Wagging tail can mean happiness or warning
November 2011 / Centre Daily Times / State College, PA
The Centers for Disease Control and Prevention estimate that 4.5 million Americans are bitten by dogs each year. Whether their own dog has bitten someone or they have been victims of a bite themselves, many clients have recounted to me their surprise and dismay when the bite occurred, exclaiming, "But the dog's tail was wagging when he bit!"
Many people mistakenly believe that a wagging tail is necessarily a happy tail, and this misconception can lead to trouble. Dogs wag their tails for a variety of reasons, not all of which are designed to convey friendliness. In fact, one type of tail wag, known as the "flag tail", is likely the most misleading wag of all, and one that is commonly seen before a bite. In this type of tail wag, the dog's tail is whipped up high and over his back. It is often stiff and wagging at a fast rate in short arcs. The flag tail wag may be associated with piloerection (that is, the dog's hair may be standing up along his back or tail) or other more obvious signs of aggression such as barking and growling. At other times, however, there may be no other signs of aggression while the flag tail is being displayed.

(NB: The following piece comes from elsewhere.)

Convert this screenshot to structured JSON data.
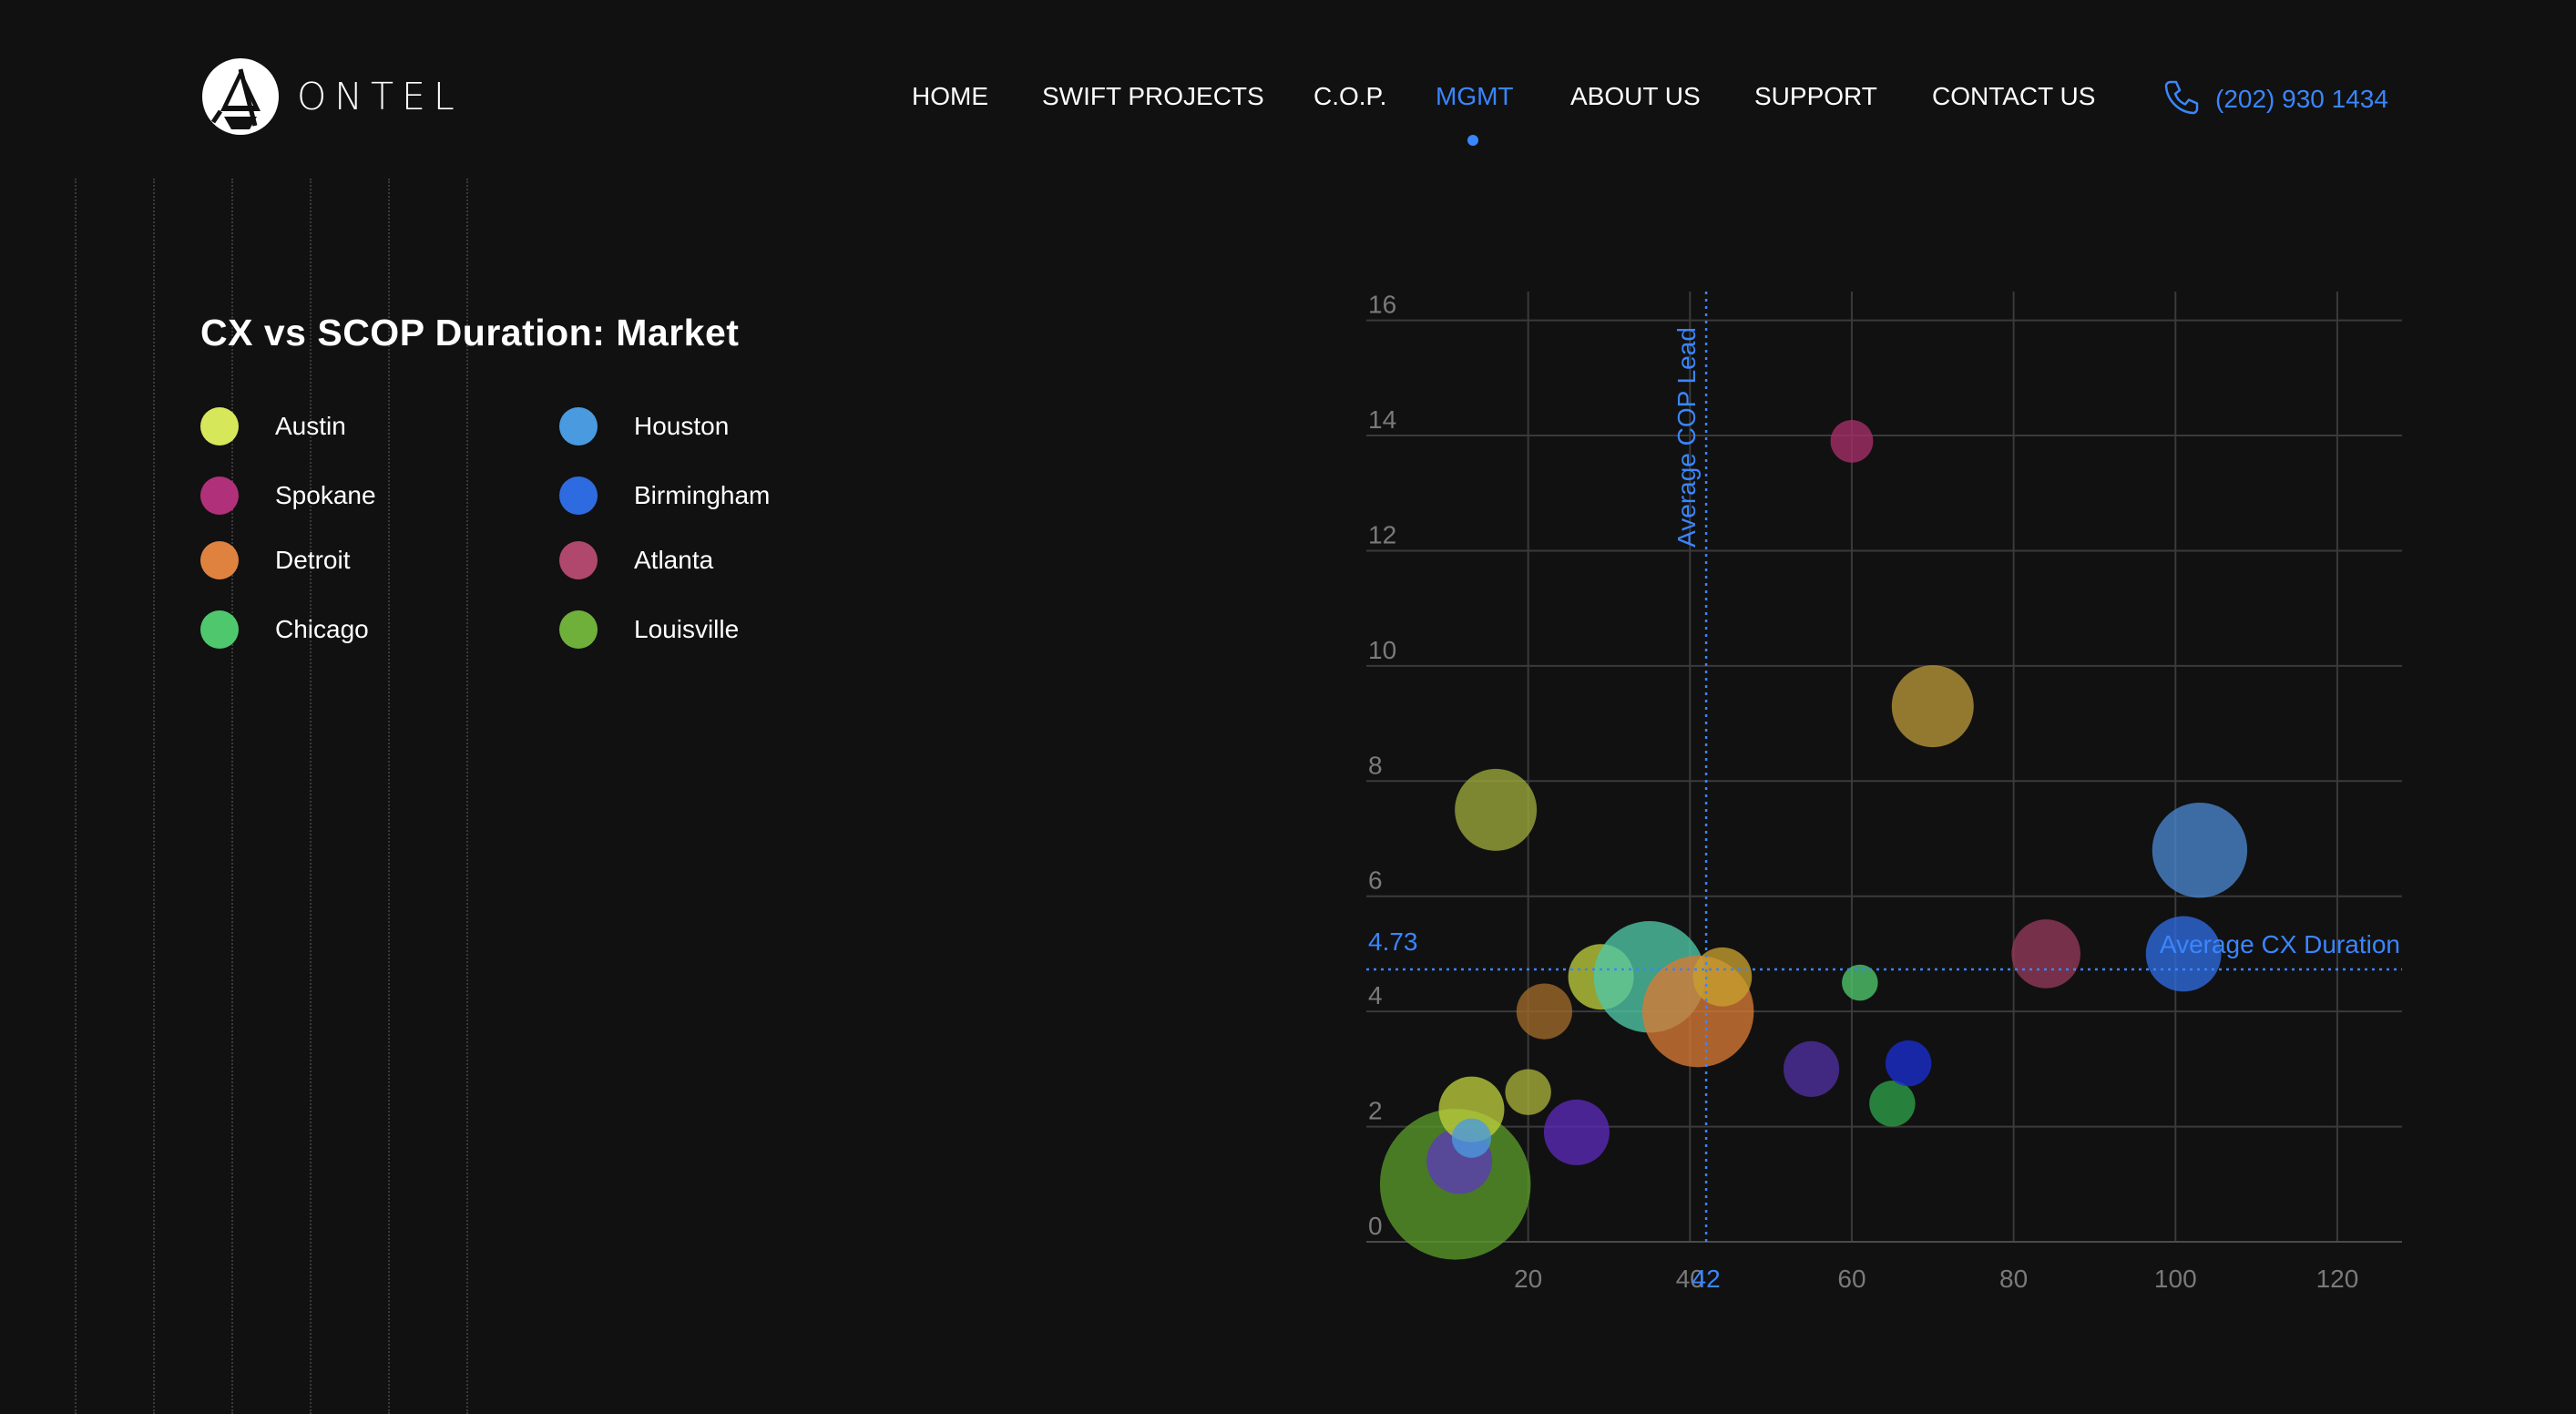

The flag tail is commonly seen when a dog is charging toward or along his property line while people or dogs pass by on the street or sidewalk. Dogs are somewhat territorial creatures by nature, and the flag tail's rapid wagging pace likely evolved as a means to communicate the dog's threatening presence ("Here I am, let there be no mistake about it!") while the tail's position high over the back communicates increased size ("Look how tall I am, perhaps you should move along quickly!") A passerby paying attention only to the wagging tail may unwittingly reach out to pet such a dog, thinking he is merely saying hello. From the dog's perspective then, his tail wag has not sufficiently threatened the passerby, and he may feel compelled to move to his next defensive tactic, which could include a bite.
Of course, there are some breeds whose tails hang naturally in a curving arc over their backs. A Chow Chow, for example, has a tail permanently arcing over his back, so his friendliest of tail wags could look like the flag tail when it is communicating nothing threatening at all. Clearly, other aspects of a dog's behavior must be taken into account before a formal diagnosis of aggression can be made.
In many other situations, a wagging tail is indeed a happy tail, which is why the misconception arose in the first place. The friendliest of all canine tail wags is what's known as the "helicopter tail." In this wag, the tail moves loosely in all directions in random patterns around the back (high, low, and side to side), and often the whole back end is wiggling with it (the ever-adorable "wiggle butt" we all know in our own dogs). This is the tail wag you are likely to see when your dog greets you after a long day at work. It is also the tail wag we frequently see among puppies. Being an inherently social species known for their unique ability to bond to humans as well as to fellow dogs, this tail wag has evolved as a gesture of friendly greeting and affiliation ("I see you, I like you, I am no threat to you, let's say hi!") Among a dog's many other assets, it is this tail wag that has brought dogs into our hearts and hearths for thousands of years!